These amendments are intended to probe, as is becoming customary this morning. Amendments 52 and 53 probe the penalties for those who fail to comply with a CAA request, by notice, to provide information or documentation. I hope that the Minister will take the opportunity to explain why the level for a fixed penalty is set at £2 million in subsection (4). We suggest, with no particular rationale, that that should change to £3 million. We also suggest that the daily penalty of £100,000 should be changed to £150,000. That gives the Minister the opportunity to explain— I am sure she is looking forward to it—why she set those levels, and the rationale behind them.

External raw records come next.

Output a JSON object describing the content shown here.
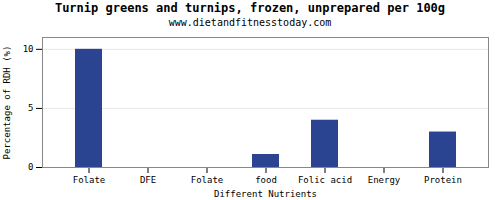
{
  "chart_data": {
    "type": "bar",
    "title": "Turnip greens and turnips, frozen, unprepared per 100g",
    "subtitle": "www.dietandfitnesstoday.com",
    "xlabel": "Different Nutrients",
    "ylabel": "Percentage of RDH (%)",
    "categories": [
      "Folate",
      "DFE",
      "Folate",
      "food",
      "Folic acid",
      "Energy",
      "Protein"
    ],
    "values": [
      10.0,
      0.0,
      0.0,
      1.1,
      4.0,
      0.0,
      3.0
    ],
    "color": "#2b4492",
    "ylim": [
      0,
      11
    ],
    "yticks": [
      0,
      5,
      10
    ],
    "grid": true
  }
}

Amendment 54 also relates to penalties for those failing to comply with a CAA request to provide information or documentation. Subsection (9) gives the Secretary of State the ability, by regulations, to replace the amount at which a fixed penalty can be set, either for a daily penalty or a fixed penalty. The amendment would prevent the Secretary of State being able to undermine the CAA’s ability to penalise non-compliance with its notices, if the Secretary of State was minded to choose to reduce the level of the penalty.

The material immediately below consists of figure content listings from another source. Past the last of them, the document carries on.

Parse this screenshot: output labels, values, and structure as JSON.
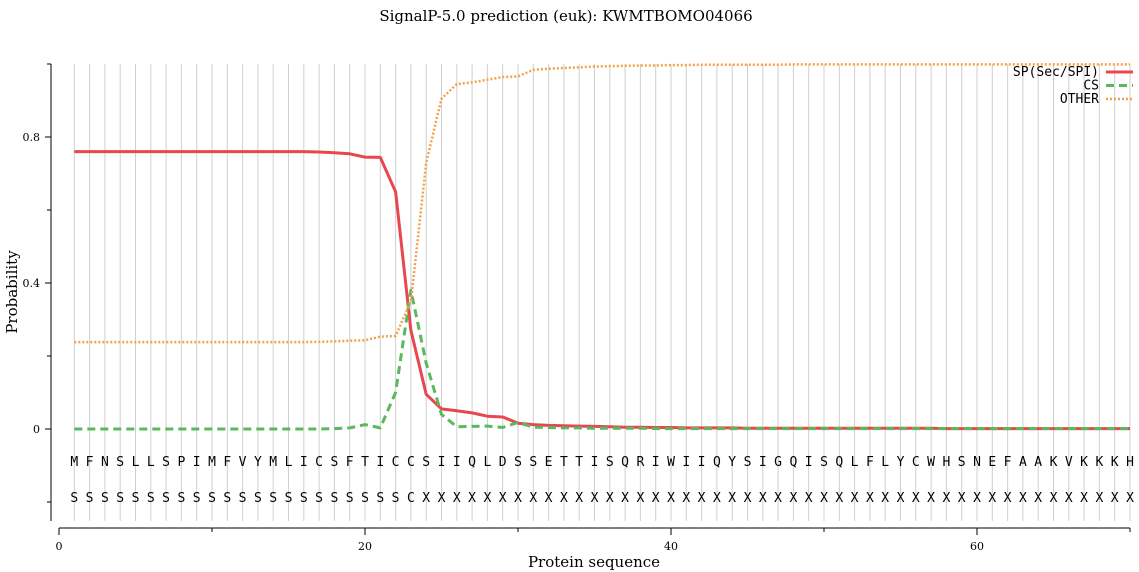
{
  "chart_data": {
    "type": "line",
    "title": "SignalP-5.0 prediction (euk):  KWMTBOMO04066",
    "xlabel": "Protein sequence",
    "ylabel": "Probability",
    "xlim": [
      0,
      70
    ],
    "ylim": [
      -0.25,
      1.0
    ],
    "xticks": [
      0,
      20,
      40,
      60
    ],
    "yticks": [
      0,
      0.4,
      0.8
    ],
    "yticks_minor": [
      -0.2,
      0.2,
      0.6,
      1.0
    ],
    "grid": "vertical line at every residue",
    "legend_position": "top-right",
    "sequence": [
      "M",
      "F",
      "N",
      "S",
      "L",
      "L",
      "S",
      "P",
      "I",
      "M",
      "F",
      "V",
      "Y",
      "M",
      "L",
      "I",
      "C",
      "S",
      "F",
      "T",
      "I",
      "C",
      "C",
      "S",
      "I",
      "I",
      "Q",
      "L",
      "D",
      "S",
      "S",
      "E",
      "T",
      "T",
      "I",
      "S",
      "Q",
      "R",
      "I",
      "W",
      "I",
      "I",
      "Q",
      "Y",
      "S",
      "I",
      "G",
      "Q",
      "I",
      "S",
      "Q",
      "L",
      "F",
      "L",
      "Y",
      "C",
      "W",
      "H",
      "S",
      "N",
      "E",
      "F",
      "A",
      "A",
      "K",
      "V",
      "K",
      "K",
      "K",
      "H"
    ],
    "labels": [
      "S",
      "S",
      "S",
      "S",
      "S",
      "S",
      "S",
      "S",
      "S",
      "S",
      "S",
      "S",
      "S",
      "S",
      "S",
      "S",
      "S",
      "S",
      "S",
      "S",
      "S",
      "S",
      "C",
      "X",
      "X",
      "X",
      "X",
      "X",
      "X",
      "X",
      "X",
      "X",
      "X",
      "X",
      "X",
      "X",
      "X",
      "X",
      "X",
      "X",
      "X",
      "X",
      "X",
      "X",
      "X",
      "X",
      "X",
      "X",
      "X",
      "X",
      "X",
      "X",
      "X",
      "X",
      "X",
      "X",
      "X",
      "X",
      "X",
      "X",
      "X",
      "X",
      "X",
      "X",
      "X",
      "X",
      "X",
      "X",
      "X",
      "X"
    ],
    "series": [
      {
        "name": "SP(Sec/SPI)",
        "color": "#e8474f",
        "style": "solid",
        "values": [
          0.76,
          0.76,
          0.76,
          0.76,
          0.76,
          0.76,
          0.76,
          0.76,
          0.76,
          0.76,
          0.76,
          0.76,
          0.76,
          0.76,
          0.76,
          0.76,
          0.759,
          0.757,
          0.754,
          0.745,
          0.744,
          0.65,
          0.27,
          0.095,
          0.055,
          0.05,
          0.044,
          0.035,
          0.033,
          0.016,
          0.012,
          0.01,
          0.009,
          0.008,
          0.007,
          0.006,
          0.005,
          0.005,
          0.004,
          0.004,
          0.003,
          0.003,
          0.003,
          0.003,
          0.002,
          0.002,
          0.002,
          0.002,
          0.002,
          0.002,
          0.002,
          0.002,
          0.002,
          0.002,
          0.002,
          0.002,
          0.002,
          0.001,
          0.001,
          0.001,
          0.001,
          0.001,
          0.001,
          0.001,
          0.001,
          0.001,
          0.001,
          0.001,
          0.001,
          0.001
        ]
      },
      {
        "name": "CS",
        "color": "#5cb85c",
        "style": "dashed",
        "values": [
          0,
          0,
          0,
          0,
          0,
          0,
          0,
          0,
          0,
          0,
          0,
          0,
          0,
          0,
          0,
          0,
          0,
          0.001,
          0.003,
          0.012,
          0.003,
          0.1,
          0.38,
          0.18,
          0.04,
          0.006,
          0.007,
          0.008,
          0.004,
          0.018,
          0.005,
          0.004,
          0.003,
          0.003,
          0.002,
          0.002,
          0.002,
          0.002,
          0.001,
          0.001,
          0.001,
          0.001,
          0.001,
          0.001,
          0.001,
          0.001,
          0.001,
          0.001,
          0.001,
          0.001,
          0.001,
          0.001,
          0.001,
          0.001,
          0.001,
          0.001,
          0.001,
          0.001,
          0.001,
          0.001,
          0.001,
          0.001,
          0.001,
          0.001,
          0.001,
          0.001,
          0.001,
          0.001,
          0.001,
          0.001
        ]
      },
      {
        "name": "OTHER",
        "color": "#f5a04a",
        "style": "dotted",
        "values": [
          0.238,
          0.238,
          0.238,
          0.238,
          0.238,
          0.238,
          0.238,
          0.238,
          0.238,
          0.238,
          0.238,
          0.238,
          0.238,
          0.238,
          0.238,
          0.238,
          0.239,
          0.24,
          0.242,
          0.243,
          0.253,
          0.255,
          0.35,
          0.73,
          0.905,
          0.945,
          0.95,
          0.957,
          0.964,
          0.966,
          0.984,
          0.987,
          0.989,
          0.991,
          0.993,
          0.994,
          0.995,
          0.996,
          0.996,
          0.997,
          0.997,
          0.998,
          0.998,
          0.998,
          0.998,
          0.998,
          0.998,
          0.999,
          0.999,
          0.999,
          0.999,
          0.999,
          0.999,
          0.999,
          0.999,
          0.999,
          0.999,
          0.999,
          0.999,
          0.999,
          0.999,
          0.999,
          0.999,
          0.999,
          0.999,
          0.999,
          0.999,
          0.999,
          0.999,
          0.999
        ]
      }
    ]
  }
}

If the regulating power could only increase a penalty, it would be used only if the CAA’s maximum penalty was deemed insufficient by the Secretary of State. Can the Minister envisage any situation in which she would seek to reduce the penalty? If not, why not simply accept our amendment?
The hon. Gentleman’s main question concerned the rationale for selecting the figures. One rationale is that the penalties set out in clause 51 are broadly in line with those of other regulators in other systems of economic regulation. For example, they are in line with the maximum penalty provided for Ofcom in section 139(5) of the Communications Act 2003. The Government and I consider the maximum fine proposed in the clause sufficient to dissuade and have a significant deterrent impact. Indeed, in May 2011, Ofcom increased its maximum penalty to that level. I do not believe that we have heard a cogent case for a higher level than the Bill currently provides for.
Clause 51(9) gives the Secretary of State the power to make regulations to vary the amount that we have discussed. In amendment 54, the Opposition seek to change the Secretary of State’s power to vary those amounts so that she would be able only to increase them. The power and the flexibility provided by subsection (9) are an important element of the regulatory framework that we are setting up, ensuring that the maximum amount set in the Bill can be adjusted over time to reflect changes in monetary value. It will also ensure that the amount of the penalty remains dissuasive and a proportionate means of enforcing compliance.
I agree that it is not very likely that the power will be used to decrease the maximum penalty; if a change is made, it is far more likely to be in an upward direction. It is conceivable that there might be circumstances in which a decision is made to decrease the penalty. I do not see that a case has been made to place a further restriction on this power. Inevitably, when one talks about fines and monetary values, there is merit in ensuring that we have flexibility to respond to changing circumstances in the future. Of course, any powers given to the Secretary of State in secondary legislation are subject to the appropriate scrutiny processes in Parliament.
Did the Minister look at any other industries in setting the figures, in terms of the particular offence that she discussed under the power to obtain information?
As I mentioned, there is a direct comparison with the regulatory regime applicable in the communications industry. I am not sure whether the same approach is taken in different sectors, but that is certainly an example of where a similar system already operates without causing problems.